Twenty-four dogs have been included in the study. Sixteen dogs had spinal cord compression (SCC), 3 dogs had brain neoplasia (BN), 2 dogs had cerebellar abiotrophy (CA), 1 dog had steroid-responsive meningitis (SRM), 1 dog had viral meningoencephalitis (VM), and 1 dog had probable degenerative myelopathy (DM). CSF has been collected from the cerebellomedullary cistern (22 dogs) and/or from the lumbar subarachnoid space (5 dogs). Immediately after collecting CSF, a blood sample has been taken from each dog. CSF total protein have been evaluated in all dogs. IEF has been performed on an agarose gel layer on 3.5 ul of unconcentrated CSF and 3.5 ul of diluted serum (1/380) of all dogs. At the end of the migration the molecules have been transferred on nitrocellulose membrane.
Two main types of distribution of IgG profile were found: the former mirrored the serum protein distribution, the latter was characterised by IgG bands of intrathecal synthesis (BIS). Of 16 dogs with SCC, 4 dogs had normal CSF and 12 dogs showed mild to moderate increase in CSF protein and IgG bands of hematic derivation (BsHD).
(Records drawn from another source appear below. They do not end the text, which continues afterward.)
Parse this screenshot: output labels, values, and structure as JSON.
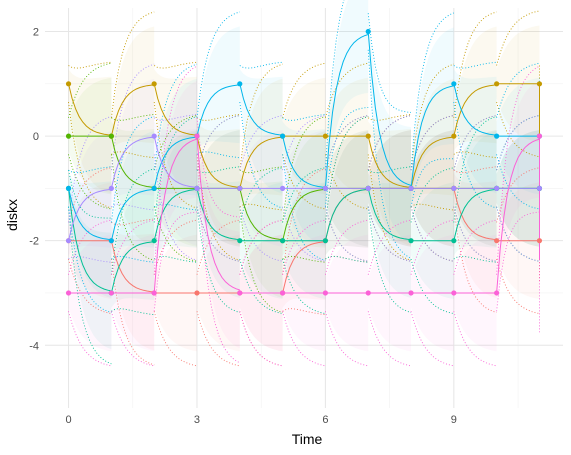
{
  "chart_data": {
    "type": "line",
    "title": "",
    "xlabel": "Time",
    "ylabel": "diskx",
    "xlim": [
      -0.55,
      11.55
    ],
    "ylim": [
      -5.2,
      2.45
    ],
    "x_ticks": [
      0,
      3,
      6,
      9
    ],
    "x_tick_labels": [
      "0",
      "3",
      "6",
      "9"
    ],
    "y_ticks": [
      -4,
      -2,
      0,
      2
    ],
    "y_tick_labels": [
      "-4",
      "-2",
      "0",
      "2"
    ],
    "grid": true,
    "legend": "none",
    "series": [
      {
        "color": "#F8766D",
        "points": [
          [
            0,
            -2
          ],
          [
            1,
            -2
          ],
          [
            2,
            -3
          ],
          [
            3,
            -3
          ],
          [
            4,
            -3
          ],
          [
            5,
            -3
          ],
          [
            6,
            -2
          ],
          [
            7,
            -1
          ],
          [
            8,
            -1
          ],
          [
            9,
            -1
          ],
          [
            10,
            -2
          ],
          [
            11,
            -2
          ]
        ],
        "end": -1.4
      },
      {
        "color": "#C49A00",
        "points": [
          [
            0,
            1
          ],
          [
            1,
            0
          ],
          [
            2,
            1
          ],
          [
            3,
            0
          ],
          [
            4,
            -1
          ],
          [
            5,
            0
          ],
          [
            6,
            0
          ],
          [
            7,
            0
          ],
          [
            8,
            -1
          ],
          [
            9,
            0
          ],
          [
            10,
            1
          ],
          [
            11,
            1
          ]
        ],
        "end": -0.3
      },
      {
        "color": "#53B400",
        "points": [
          [
            0,
            0
          ],
          [
            1,
            0
          ],
          [
            2,
            -1
          ],
          [
            3,
            -1
          ],
          [
            4,
            -1
          ],
          [
            5,
            -2
          ],
          [
            6,
            -1
          ],
          [
            7,
            -1
          ],
          [
            8,
            -1
          ],
          [
            9,
            -1
          ],
          [
            10,
            -1
          ],
          [
            11,
            -1
          ]
        ],
        "end": -0.4
      },
      {
        "color": "#00C094",
        "points": [
          [
            0,
            -1
          ],
          [
            1,
            -3
          ],
          [
            2,
            -2
          ],
          [
            3,
            -1
          ],
          [
            4,
            -2
          ],
          [
            5,
            -2
          ],
          [
            6,
            -2
          ],
          [
            7,
            -1
          ],
          [
            8,
            -2
          ],
          [
            9,
            -2
          ],
          [
            10,
            -1
          ],
          [
            11,
            -1
          ]
        ],
        "end": -0.6
      },
      {
        "color": "#00B6EB",
        "points": [
          [
            0,
            -1
          ],
          [
            1,
            -2
          ],
          [
            2,
            -1
          ],
          [
            3,
            0
          ],
          [
            4,
            1
          ],
          [
            5,
            0
          ],
          [
            6,
            -1
          ],
          [
            7,
            2
          ],
          [
            8,
            -1
          ],
          [
            9,
            1
          ],
          [
            10,
            0
          ],
          [
            11,
            0
          ]
        ],
        "end": -0.3
      },
      {
        "color": "#A58AFF",
        "points": [
          [
            0,
            -2
          ],
          [
            1,
            -1
          ],
          [
            2,
            0
          ],
          [
            3,
            -1
          ],
          [
            4,
            -1
          ],
          [
            5,
            -1
          ],
          [
            6,
            -1
          ],
          [
            7,
            -1
          ],
          [
            8,
            -1
          ],
          [
            9,
            -1
          ],
          [
            10,
            -1
          ],
          [
            11,
            -1
          ]
        ],
        "end": -0.9
      },
      {
        "color": "#FB61D7",
        "points": [
          [
            0,
            -3
          ],
          [
            1,
            -3
          ],
          [
            2,
            -3
          ],
          [
            3,
            0
          ],
          [
            4,
            -3
          ],
          [
            5,
            -3
          ],
          [
            6,
            -3
          ],
          [
            7,
            -3
          ],
          [
            8,
            -3
          ],
          [
            9,
            -3
          ],
          [
            10,
            -3
          ],
          [
            11,
            0
          ]
        ],
        "end": -2.4
      }
    ]
  }
}
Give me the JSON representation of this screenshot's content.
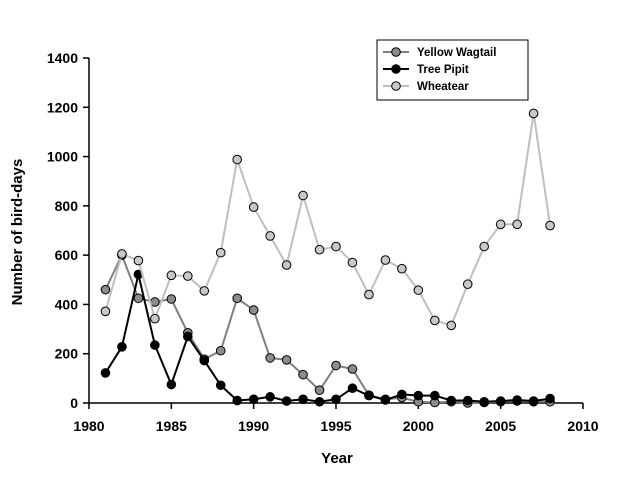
{
  "chart_data": {
    "type": "line",
    "title": "",
    "xlabel": "Year",
    "ylabel": "Number of bird-days",
    "xlim": [
      1980,
      2010
    ],
    "ylim": [
      0,
      1400
    ],
    "xticks": [
      1980,
      1985,
      1990,
      1995,
      2000,
      2005,
      2010
    ],
    "yticks": [
      0,
      200,
      400,
      600,
      800,
      1000,
      1200,
      1400
    ],
    "grid": false,
    "legend_position": "top-right",
    "x": [
      1981,
      1982,
      1983,
      1984,
      1985,
      1986,
      1987,
      1988,
      1989,
      1990,
      1991,
      1992,
      1993,
      1994,
      1995,
      1996,
      1997,
      1998,
      1999,
      2000,
      2001,
      2002,
      2003,
      2004,
      2005,
      2006,
      2007,
      2008
    ],
    "series": [
      {
        "name": "Yellow Wagtail",
        "line_color": "#7f7f7f",
        "marker_color": "#8c8c8c",
        "values": [
          460,
          600,
          425,
          410,
          422,
          285,
          178,
          212,
          425,
          377,
          183,
          175,
          115,
          52,
          152,
          138,
          32,
          15,
          22,
          5,
          2,
          5,
          0,
          2,
          5,
          8,
          5,
          5
        ]
      },
      {
        "name": "Tree Pipit",
        "line_color": "#000000",
        "marker_color": "#000000",
        "values": [
          122,
          228,
          522,
          235,
          75,
          270,
          172,
          72,
          10,
          15,
          25,
          8,
          15,
          5,
          15,
          60,
          30,
          12,
          35,
          30,
          30,
          10,
          10,
          5,
          8,
          12,
          8,
          18
        ]
      },
      {
        "name": "Wheatear",
        "line_color": "#bfbfbf",
        "marker_color": "#c8c8c8",
        "values": [
          372,
          605,
          578,
          342,
          518,
          515,
          455,
          610,
          988,
          795,
          678,
          560,
          842,
          622,
          635,
          570,
          440,
          580,
          545,
          458,
          335,
          315,
          482,
          635,
          725,
          725,
          1175,
          720
        ]
      }
    ]
  }
}
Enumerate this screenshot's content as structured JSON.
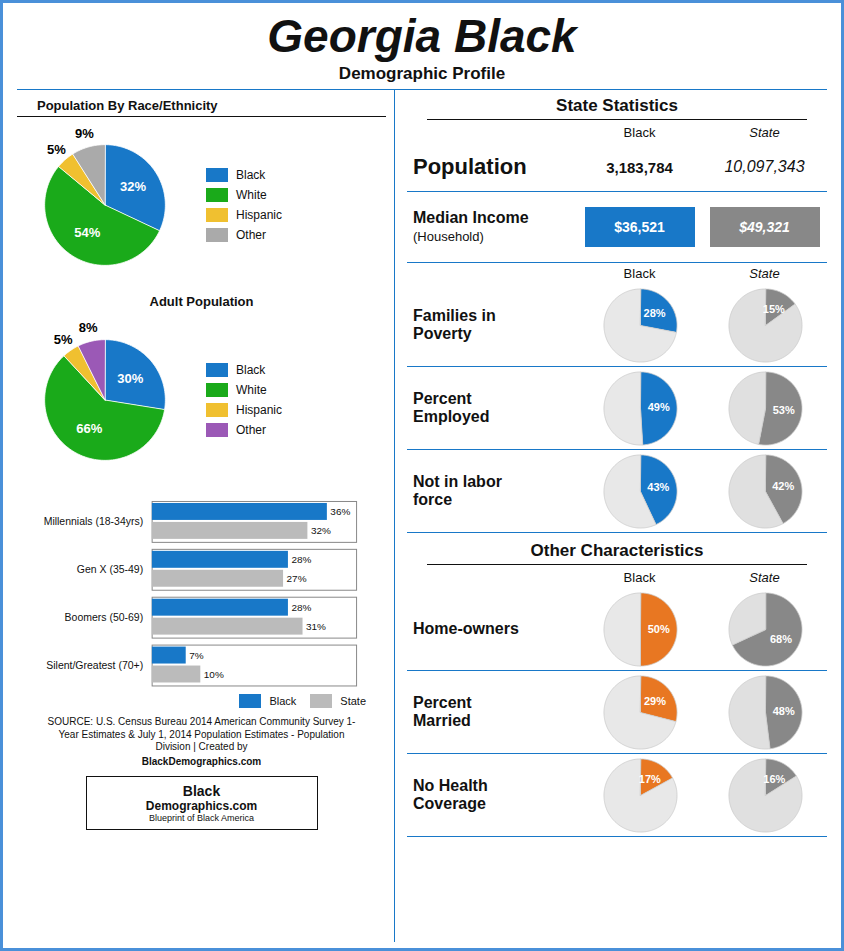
{
  "title": "Georgia Black",
  "subtitle": "Demographic Profile",
  "chart_data": [
    {
      "type": "pie",
      "title": "Population By Race/Ethnicity",
      "categories": [
        "Black",
        "White",
        "Hispanic",
        "Other"
      ],
      "values": [
        32,
        54,
        5,
        9
      ],
      "value_labels": [
        "32%",
        "54%",
        "5%",
        "9%"
      ],
      "colors": [
        "#1878c8",
        "#1aaa1a",
        "#f0c030",
        "#aaaaaa"
      ],
      "data_labels": true,
      "legend": "right"
    },
    {
      "type": "pie",
      "title": "Adult Population",
      "categories": [
        "Black",
        "White",
        "Hispanic",
        "Other"
      ],
      "values": [
        30,
        66,
        5,
        8
      ],
      "value_labels": [
        "30%",
        "66%",
        "5%",
        "8%"
      ],
      "colors": [
        "#1878c8",
        "#1aaa1a",
        "#f0c030",
        "#9b59b6"
      ],
      "data_labels": true,
      "legend": "right"
    },
    {
      "type": "bar",
      "orientation": "horizontal",
      "categories": [
        "Millennials (18-34yrs)",
        "Gen X (35-49)",
        "Boomers (50-69)",
        "Silent/Greatest (70+)"
      ],
      "series": [
        {
          "name": "Black",
          "color": "#1878c8",
          "values": [
            36,
            28,
            28,
            7
          ],
          "value_labels": [
            "36%",
            "28%",
            "28%",
            "7%"
          ]
        },
        {
          "name": "State",
          "color": "#bbbbbb",
          "values": [
            32,
            27,
            31,
            10
          ],
          "value_labels": [
            "32%",
            "27%",
            "31%",
            "10%"
          ]
        }
      ],
      "xlim": [
        0,
        42
      ],
      "tick_labels": "y",
      "data_labels": true,
      "legend": "lower right"
    },
    {
      "type": "table",
      "title": "State Statistics",
      "columns": [
        "Black",
        "State"
      ],
      "rows": [
        {
          "label": "Population",
          "values": [
            {
              "value": 3183784,
              "label": "3,183,784"
            },
            {
              "value": 10097343,
              "label": "10,097,343"
            }
          ]
        },
        {
          "label": "Median Income",
          "sublabel": "(Household)",
          "values": [
            {
              "value": 36521,
              "label": "$36,521"
            },
            {
              "value": 49321,
              "label": "$49,321"
            }
          ],
          "colors": [
            "#1878c8",
            "#888888"
          ]
        }
      ]
    },
    {
      "type": "pie",
      "columns": [
        "Black",
        "State"
      ],
      "data_labels": true,
      "rows": [
        {
          "label": "Families in\nPoverty",
          "series": [
            {
              "values": [
                28,
                72
              ],
              "value_labels": [
                "28%",
                null
              ],
              "colors": [
                "#1878c8",
                "#e8e8e8"
              ]
            },
            {
              "values": [
                15,
                85
              ],
              "value_labels": [
                "15%",
                null
              ],
              "colors": [
                "#888888",
                "#e0e0e0"
              ]
            }
          ]
        },
        {
          "label": "Percent\nEmployed",
          "series": [
            {
              "values": [
                49,
                51
              ],
              "value_labels": [
                "49%",
                null
              ],
              "colors": [
                "#1878c8",
                "#e8e8e8"
              ]
            },
            {
              "values": [
                53,
                47
              ],
              "value_labels": [
                "53%",
                null
              ],
              "colors": [
                "#888888",
                "#e0e0e0"
              ]
            }
          ]
        },
        {
          "label": "Not in labor\nforce",
          "series": [
            {
              "values": [
                43,
                57
              ],
              "value_labels": [
                "43%",
                null
              ],
              "colors": [
                "#1878c8",
                "#e8e8e8"
              ]
            },
            {
              "values": [
                42,
                58
              ],
              "value_labels": [
                "42%",
                null
              ],
              "colors": [
                "#888888",
                "#e0e0e0"
              ]
            }
          ]
        }
      ]
    },
    {
      "type": "pie",
      "title": "Other Characteristics",
      "columns": [
        "Black",
        "State"
      ],
      "data_labels": true,
      "rows": [
        {
          "label": "Home-owners",
          "series": [
            {
              "values": [
                50,
                50
              ],
              "value_labels": [
                "50%",
                null
              ],
              "colors": [
                "#e87722",
                "#e8e8e8"
              ]
            },
            {
              "values": [
                68,
                32
              ],
              "value_labels": [
                "68%",
                null
              ],
              "colors": [
                "#888888",
                "#e0e0e0"
              ]
            }
          ]
        },
        {
          "label": "Percent\nMarried",
          "series": [
            {
              "values": [
                29,
                71
              ],
              "value_labels": [
                "29%",
                null
              ],
              "colors": [
                "#e87722",
                "#e8e8e8"
              ]
            },
            {
              "values": [
                48,
                52
              ],
              "value_labels": [
                "48%",
                null
              ],
              "colors": [
                "#888888",
                "#e0e0e0"
              ]
            }
          ]
        },
        {
          "label": "No Health\nCoverage",
          "series": [
            {
              "values": [
                17,
                83
              ],
              "value_labels": [
                "17%",
                null
              ],
              "colors": [
                "#e87722",
                "#e8e8e8"
              ]
            },
            {
              "values": [
                16,
                84
              ],
              "value_labels": [
                "16%",
                null
              ],
              "colors": [
                "#888888",
                "#e0e0e0"
              ]
            }
          ]
        }
      ]
    }
  ],
  "annotations": {
    "source": "SOURCE: U.S. Census Bureau 2014 American Community Survey 1-\nYear Estimates & July 1, 2014  Population Estimates - Population\nDivision | Created by ",
    "source_bold": "BlackDemographics.com",
    "logo": [
      "Black",
      "Demographics.com",
      "Blueprint of Black America"
    ]
  }
}
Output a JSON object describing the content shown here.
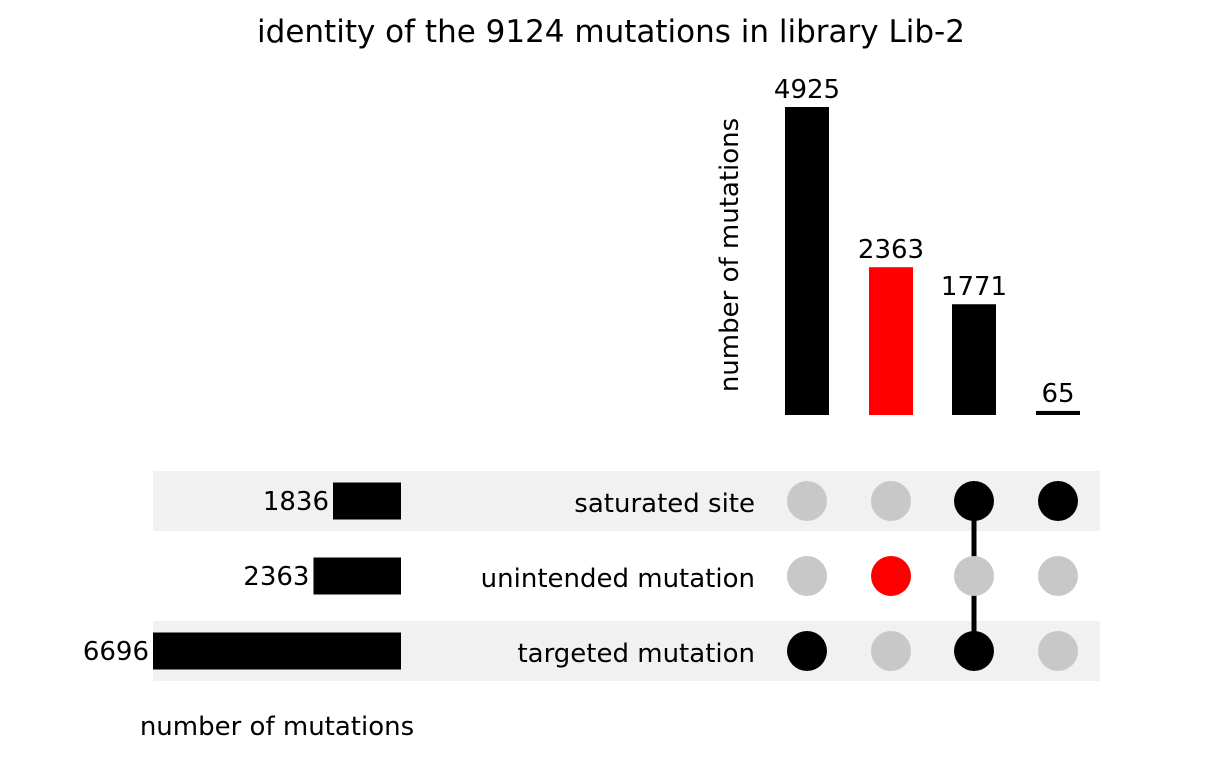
{
  "chart_data": {
    "type": "upset",
    "title": "identity of the 9124 mutations in library Lib-2",
    "intersection_axis_label": "number of mutations",
    "set_axis_label": "number of mutations",
    "sets": [
      {
        "name": "saturated site",
        "size": 1836
      },
      {
        "name": "unintended mutation",
        "size": 2363
      },
      {
        "name": "targeted mutation",
        "size": 6696
      }
    ],
    "intersections": [
      {
        "value": 4925,
        "members": [
          "targeted mutation"
        ],
        "color": "#000000"
      },
      {
        "value": 2363,
        "members": [
          "unintended mutation"
        ],
        "color": "#ff0000"
      },
      {
        "value": 1771,
        "members": [
          "saturated site",
          "targeted mutation"
        ],
        "color": "#000000"
      },
      {
        "value": 65,
        "members": [
          "saturated site"
        ],
        "color": "#000000"
      }
    ],
    "dot_inactive_color": "#c8c8c8",
    "row_shading_color": "#f1f1f1"
  }
}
The CSFs of the 3 dogs with BN had a mild to remarkable increase in protein content and only IgG BsHD. The CSFs of the 2 dogs with CA had normal protein content and no bands on IEF. The CSF of the dog with SRM had a remarkable increase in protein content and IgG BsHD. The dog with VM had CSF with remarkably increased protein content and one IgG BIS. The CSF of the dog with probable DM had a mild increase in protein content and one IgG BIS.
CSF protein content increases with several CNS diseases, however this parameter does not allow to discriminate between increased permeability of the BBB and IS of IgG. On the contrary, IEF allows to detect IgG BIS. No BIS were found on IEF of CSFs of dogs with SCC, BN, and CA. IEF of the CSFs of the dogs with probable DM and with VM showed one IgG BIS each. These findings are consistent with the pathogenesis of these diseases. IEF of the CSF of the dog with SRM showed no BIS. This finding is not in accordance with previous published data on this disease. A generalized polyclonal response of B lymphocytes might explain this discrepancy. Further research on IEF of dogs' CSF is needed to better characterize total protein and IgG patterns for most diseases of CNS.